L'emozione del presidente Era visibilmente emozionato, Napolitano, nella "Sala Pechino" della Assemblea nazionale del popolo, quando ha avuto inizio il colloquio con Hu-Jintao. Lo ha ammesso lui stesso: "Non le nascondo, signor presidente la grande emozione che rappresenta per me essere qui in una di quelle che ritengo essere tra le missioni più importanti del mio mandato. L’emozione è dettata da quello che ha rappresentato per la mia generazione la Cina dal 1949 in poi". 

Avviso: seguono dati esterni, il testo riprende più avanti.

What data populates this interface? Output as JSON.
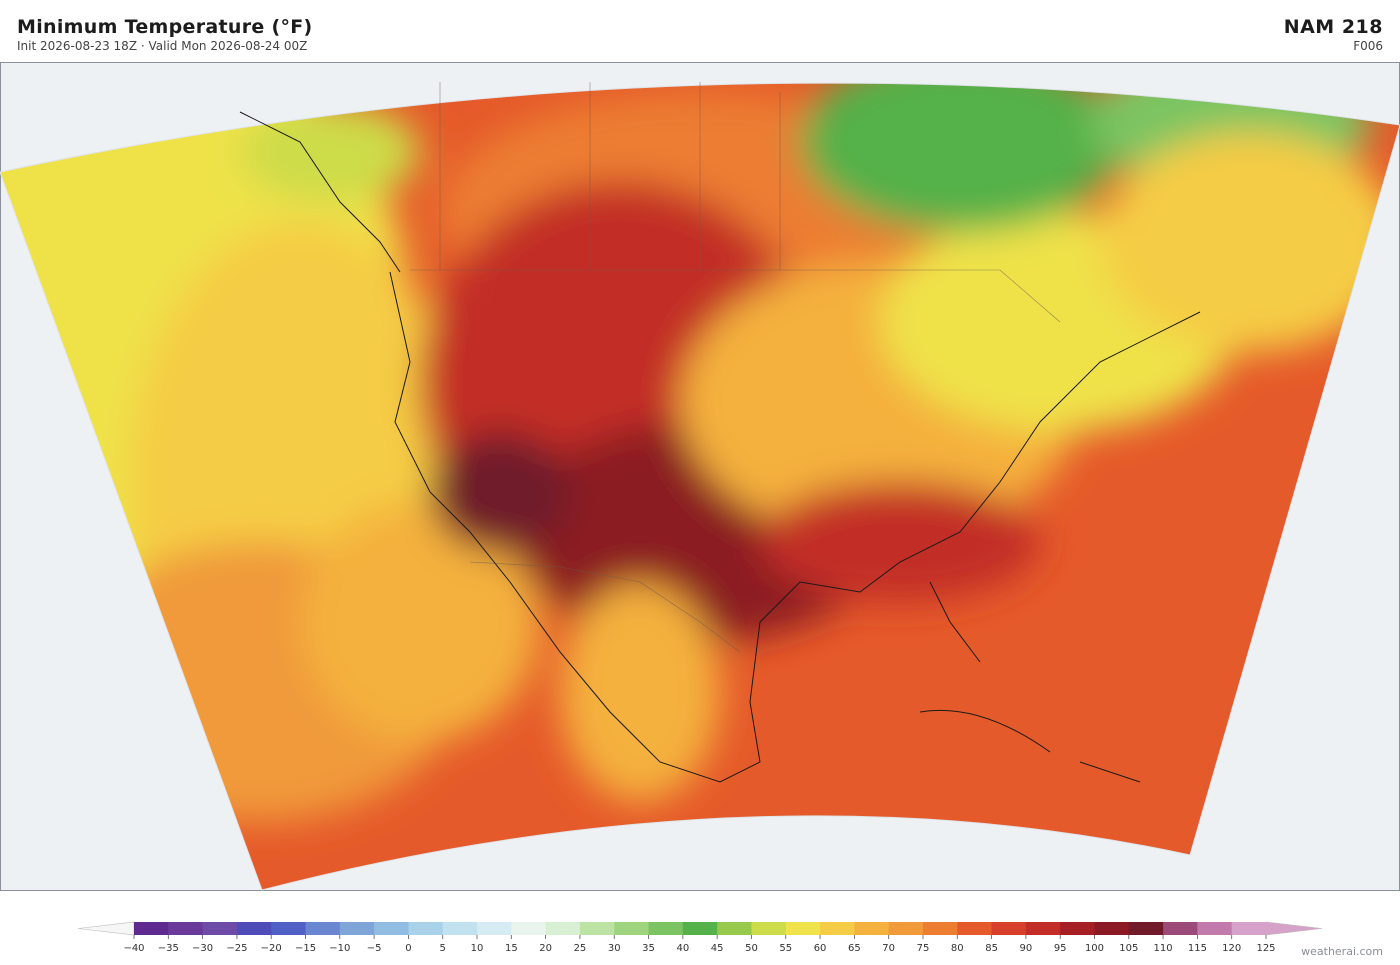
{
  "header": {
    "title": "Minimum Temperature  (°F)",
    "subtitle": "Init 2026-08-23 18Z  ·  Valid Mon 2026-08-24 00Z",
    "model": "NAM  218",
    "forecast_hour": "F006"
  },
  "colorbar": {
    "ticks": [
      {
        "value": -40,
        "label": "−40"
      },
      {
        "value": -35,
        "label": "−35"
      },
      {
        "value": -30,
        "label": "−30"
      },
      {
        "value": -25,
        "label": "−25"
      },
      {
        "value": -20,
        "label": "−20"
      },
      {
        "value": -15,
        "label": "−15"
      },
      {
        "value": -10,
        "label": "−10"
      },
      {
        "value": -5,
        "label": "−5"
      },
      0,
      5,
      10,
      15,
      20,
      25,
      30,
      35,
      40,
      45,
      50,
      55,
      60,
      65,
      70,
      75,
      80,
      85,
      90,
      95,
      100,
      105,
      110,
      115,
      120,
      125
    ],
    "colors": [
      "#5e2a8f",
      "#6a3a9a",
      "#6f4ba8",
      "#4f4bb9",
      "#5060c4",
      "#6a86d0",
      "#7ea4d8",
      "#92bde2",
      "#a9d1ea",
      "#c1e1ef",
      "#d6ecf2",
      "#e8f4ec",
      "#d9efd3",
      "#bde3a4",
      "#9fd47e",
      "#7cc462",
      "#55b14a",
      "#96c94c",
      "#cddc4a",
      "#efe24a",
      "#f5cc45",
      "#f4b13e",
      "#f09a3a",
      "#ec7d31",
      "#e55a2a",
      "#d7402a",
      "#c22e27",
      "#a51f25",
      "#8b1a24",
      "#701a2a",
      "#9c4a7a",
      "#c27aad",
      "#d7a2c9"
    ]
  },
  "footer": {
    "credit": "weatherai.com"
  }
}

Successo e responsabilità "Con il successo crescono le responsabilità", ha aggiunto Napolitano esprimendo un concetto che richiama le posizioni del Premio Nobel per la Pace Liu Xiaobo, il dissidente cinese da 11 anni in carcere. Napolitano lo ha detto senza fare alcun riferimento a Liu Xiaobo. Lo ha detto elencando gli straordinari successi di quello che, ha ricordato, "è stato il primo grande paese emergente ed è diventato la seconda potenza mondiale ed è membro permanente del Consiglio di sicurezza delle Nazioni Unite", e richiamando il ruolo "determinante" che "per dimensioni, peso commerciale, risorse strategiche, proiezione politica" la Cina ha per il mantenimento della pace e della sicurezza nel continente asiatico.

Multilateralismo Nel mondo sempre più interdipendente, nel quadro del multilateralismo, il successo della Cina e degli altri paesi emergenti, ha detto Napolitano, non si verifica a prezzo del nostro declino, "possiamo essere tutti vincitori in un mondo senza più compartimenti stagno, a condizione di mantenere le condizioni che sono stati la chiave del nostro come del vostro successo: stabilità, sicurezza, legalità internazionale, rispetto dei diritti fondamentali. Dobbiamo sfuggire alla tentazione di pensare che la forza fa la legge".

Il caso Liu Xiaobo Napolitano ha definito stravagante la richiesta dei 15 premi Nobel per la Pace di sottoporre la questione di Liu Xiaobo, il neolaureato premio cinese, all’attenzione del G20 a Seul. "Sono venuto per una visita di Stato da lungo tempo programmata e portatore di un messaggio che guarda avanti", ha detto Napolitano ai giornalisti. "Francamente non avrei fatto un viaggio in Cina in visita di Stato per puntare il dito sulla questione specifica, anche se ha avuto molta risonanza e una risonanza drammatica di una parte dell’opinione pubblica internazionale". Napolitano ha detto di essere in Cina per porre "questioni di grande prospettiva", che riguardano il ruolo della Cina nel mondo, i rapporti fra Europa e Cina e le sfide delle istituzioni internazionali. "Naturalmente in questo ambito non ho mancato di richiamare quello che la stessa dirigenza cinese riconosce, non fa mistero, problemi da affrontare".